In recent years, a xenophobic discourse shifting concerns over domestic antisemitism to focus on the “imported antisemitism” of migrants and their comrades – or rather, opposition to Israel’s myriad abuses against Palestinians – has opened up deep fissures between the established antifascist left and the very “foreigners” they stand up for when opposing AfD. This was evident at some of the anti-AfD demonstrations in January, where Palestinians and their allies reported being yelled at, spat at and even physically assaulted by other protestors. Indeed, critics have noted that these demonstrations have been overwhelmingly white, without a visible migrant contingent.

Rally organisers have sought to bridge these divides and actively welcome the pro-Palestinian contingent. Yet the underlying tensions dividing Germany’s antifascist camp against itself persist. 

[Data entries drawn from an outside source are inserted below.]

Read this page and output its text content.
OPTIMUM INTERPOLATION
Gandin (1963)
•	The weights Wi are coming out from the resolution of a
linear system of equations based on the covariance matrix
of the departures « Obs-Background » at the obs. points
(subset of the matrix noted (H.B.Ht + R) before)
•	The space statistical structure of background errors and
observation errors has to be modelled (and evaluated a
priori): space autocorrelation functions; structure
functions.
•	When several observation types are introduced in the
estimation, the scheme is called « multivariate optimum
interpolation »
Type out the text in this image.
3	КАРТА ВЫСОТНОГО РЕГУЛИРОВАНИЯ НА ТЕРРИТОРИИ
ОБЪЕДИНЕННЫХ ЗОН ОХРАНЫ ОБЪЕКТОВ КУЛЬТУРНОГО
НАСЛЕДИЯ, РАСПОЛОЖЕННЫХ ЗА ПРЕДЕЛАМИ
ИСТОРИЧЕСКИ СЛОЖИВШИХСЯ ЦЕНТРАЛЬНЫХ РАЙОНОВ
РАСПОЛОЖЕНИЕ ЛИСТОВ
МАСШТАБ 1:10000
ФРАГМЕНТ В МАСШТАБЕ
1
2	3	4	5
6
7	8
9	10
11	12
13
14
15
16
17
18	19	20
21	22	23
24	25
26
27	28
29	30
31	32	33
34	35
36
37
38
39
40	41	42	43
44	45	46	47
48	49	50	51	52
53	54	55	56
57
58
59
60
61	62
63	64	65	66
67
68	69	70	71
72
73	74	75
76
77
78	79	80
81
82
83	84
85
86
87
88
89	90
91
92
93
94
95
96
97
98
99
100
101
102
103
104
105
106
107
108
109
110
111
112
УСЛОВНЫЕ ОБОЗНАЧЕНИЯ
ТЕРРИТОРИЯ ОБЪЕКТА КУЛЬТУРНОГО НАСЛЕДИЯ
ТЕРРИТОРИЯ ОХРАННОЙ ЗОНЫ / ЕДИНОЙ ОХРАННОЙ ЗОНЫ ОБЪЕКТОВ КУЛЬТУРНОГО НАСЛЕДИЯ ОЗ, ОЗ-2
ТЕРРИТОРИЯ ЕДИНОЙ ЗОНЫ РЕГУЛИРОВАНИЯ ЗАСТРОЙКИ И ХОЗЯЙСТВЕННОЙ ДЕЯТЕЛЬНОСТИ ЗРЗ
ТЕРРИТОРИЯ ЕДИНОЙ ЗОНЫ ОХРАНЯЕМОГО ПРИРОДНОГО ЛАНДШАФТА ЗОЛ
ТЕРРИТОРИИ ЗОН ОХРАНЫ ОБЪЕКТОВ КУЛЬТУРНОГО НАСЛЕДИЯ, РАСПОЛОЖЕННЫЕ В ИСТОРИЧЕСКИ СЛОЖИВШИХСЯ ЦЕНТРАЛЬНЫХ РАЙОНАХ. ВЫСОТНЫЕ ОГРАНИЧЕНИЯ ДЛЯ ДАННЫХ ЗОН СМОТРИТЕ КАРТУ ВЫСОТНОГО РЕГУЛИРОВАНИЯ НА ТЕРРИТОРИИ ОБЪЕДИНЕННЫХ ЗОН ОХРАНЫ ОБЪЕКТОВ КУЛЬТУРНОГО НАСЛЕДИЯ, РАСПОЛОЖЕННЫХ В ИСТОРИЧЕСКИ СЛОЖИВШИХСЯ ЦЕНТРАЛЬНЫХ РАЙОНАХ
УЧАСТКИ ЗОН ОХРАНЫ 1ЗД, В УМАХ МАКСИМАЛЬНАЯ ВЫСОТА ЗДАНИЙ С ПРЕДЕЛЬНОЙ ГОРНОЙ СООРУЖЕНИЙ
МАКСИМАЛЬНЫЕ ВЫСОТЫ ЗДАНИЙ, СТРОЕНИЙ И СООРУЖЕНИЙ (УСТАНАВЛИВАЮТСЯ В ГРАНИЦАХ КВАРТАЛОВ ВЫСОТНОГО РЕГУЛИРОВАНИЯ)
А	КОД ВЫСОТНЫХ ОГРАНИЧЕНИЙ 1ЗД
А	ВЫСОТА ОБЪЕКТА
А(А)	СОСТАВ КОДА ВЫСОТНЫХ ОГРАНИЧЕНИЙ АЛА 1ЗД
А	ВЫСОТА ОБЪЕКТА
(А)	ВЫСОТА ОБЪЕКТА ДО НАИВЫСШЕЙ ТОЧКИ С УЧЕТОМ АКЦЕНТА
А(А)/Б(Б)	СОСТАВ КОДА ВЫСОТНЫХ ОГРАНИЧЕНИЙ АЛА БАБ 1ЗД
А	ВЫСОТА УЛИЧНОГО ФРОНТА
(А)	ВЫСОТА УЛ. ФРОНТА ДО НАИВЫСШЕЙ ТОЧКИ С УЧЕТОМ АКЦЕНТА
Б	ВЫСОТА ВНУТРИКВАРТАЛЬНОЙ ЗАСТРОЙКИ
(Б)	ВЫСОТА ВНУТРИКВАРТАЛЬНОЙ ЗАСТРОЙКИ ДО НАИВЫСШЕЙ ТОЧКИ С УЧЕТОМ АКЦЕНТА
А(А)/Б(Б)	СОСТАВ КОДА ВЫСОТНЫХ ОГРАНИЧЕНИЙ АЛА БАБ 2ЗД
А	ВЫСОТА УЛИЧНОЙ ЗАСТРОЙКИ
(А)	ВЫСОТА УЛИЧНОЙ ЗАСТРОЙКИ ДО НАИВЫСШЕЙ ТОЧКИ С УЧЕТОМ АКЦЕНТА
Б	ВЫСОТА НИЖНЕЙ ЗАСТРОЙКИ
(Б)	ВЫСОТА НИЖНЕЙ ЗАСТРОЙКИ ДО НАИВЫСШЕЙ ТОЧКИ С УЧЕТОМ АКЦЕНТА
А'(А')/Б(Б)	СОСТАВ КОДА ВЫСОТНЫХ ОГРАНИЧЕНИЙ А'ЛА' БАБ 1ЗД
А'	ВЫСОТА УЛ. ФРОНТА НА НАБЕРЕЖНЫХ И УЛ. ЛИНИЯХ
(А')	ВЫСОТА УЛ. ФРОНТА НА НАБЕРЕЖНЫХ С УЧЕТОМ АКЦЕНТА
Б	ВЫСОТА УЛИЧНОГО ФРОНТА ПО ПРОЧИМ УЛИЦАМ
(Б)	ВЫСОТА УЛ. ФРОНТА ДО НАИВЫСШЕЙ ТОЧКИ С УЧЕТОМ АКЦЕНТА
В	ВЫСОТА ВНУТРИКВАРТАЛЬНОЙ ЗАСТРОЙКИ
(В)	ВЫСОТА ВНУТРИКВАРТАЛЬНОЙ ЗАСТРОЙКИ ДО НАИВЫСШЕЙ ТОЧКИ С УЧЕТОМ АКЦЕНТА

Social Democrats and Greens have not only rushed to harshen the mistreatment of migrants, but have been leading the charge to remilitarize Germany, while the Left Party is split between the Wagenknecht group – which consistently opposes militarism but seeks to intensify deportations – and the remainder, which consistently protects migrants but has been unable to take a stand against the Israeli military’s extensive war crimes in Gaza, aided and abetted by the German government. A clear opposition to wars and closed borders, once the keystone positions of the German left, is no longer on the ballot.

Where next?

With few credible prospects of an electoral victory over the right’s agenda in the near term, the anti-AfD protests have left many wondering how the party’s ascent can actually be stopped. Debates have intensified over the possibility of banning the party outright – but this process would take years, might fuel protest voting for the far right and, if it fails, critics warn, may finally pave the party’s road to power. In the meantime, it remains to be seen how effective the government’s newly announced legal measures to quell the upsurge will be. 

For the moment, it is clear that grassroots antifascist work is as urgent as ever, though radical shifts in social policy are needed to truly dry out the wells of alienation and despair upon which the neo-fascists draw. The myriad contradictions of the German political system seem to undermine at every turn the very goal for which the system was designed after the Nazis’ defeat: preventing a return to fascism. Crucial avenues for struggle abound, but causes for optimism remain in short supply.▼

Michael Sappir is a leftist writer and organiser from Israel, based in Berlin.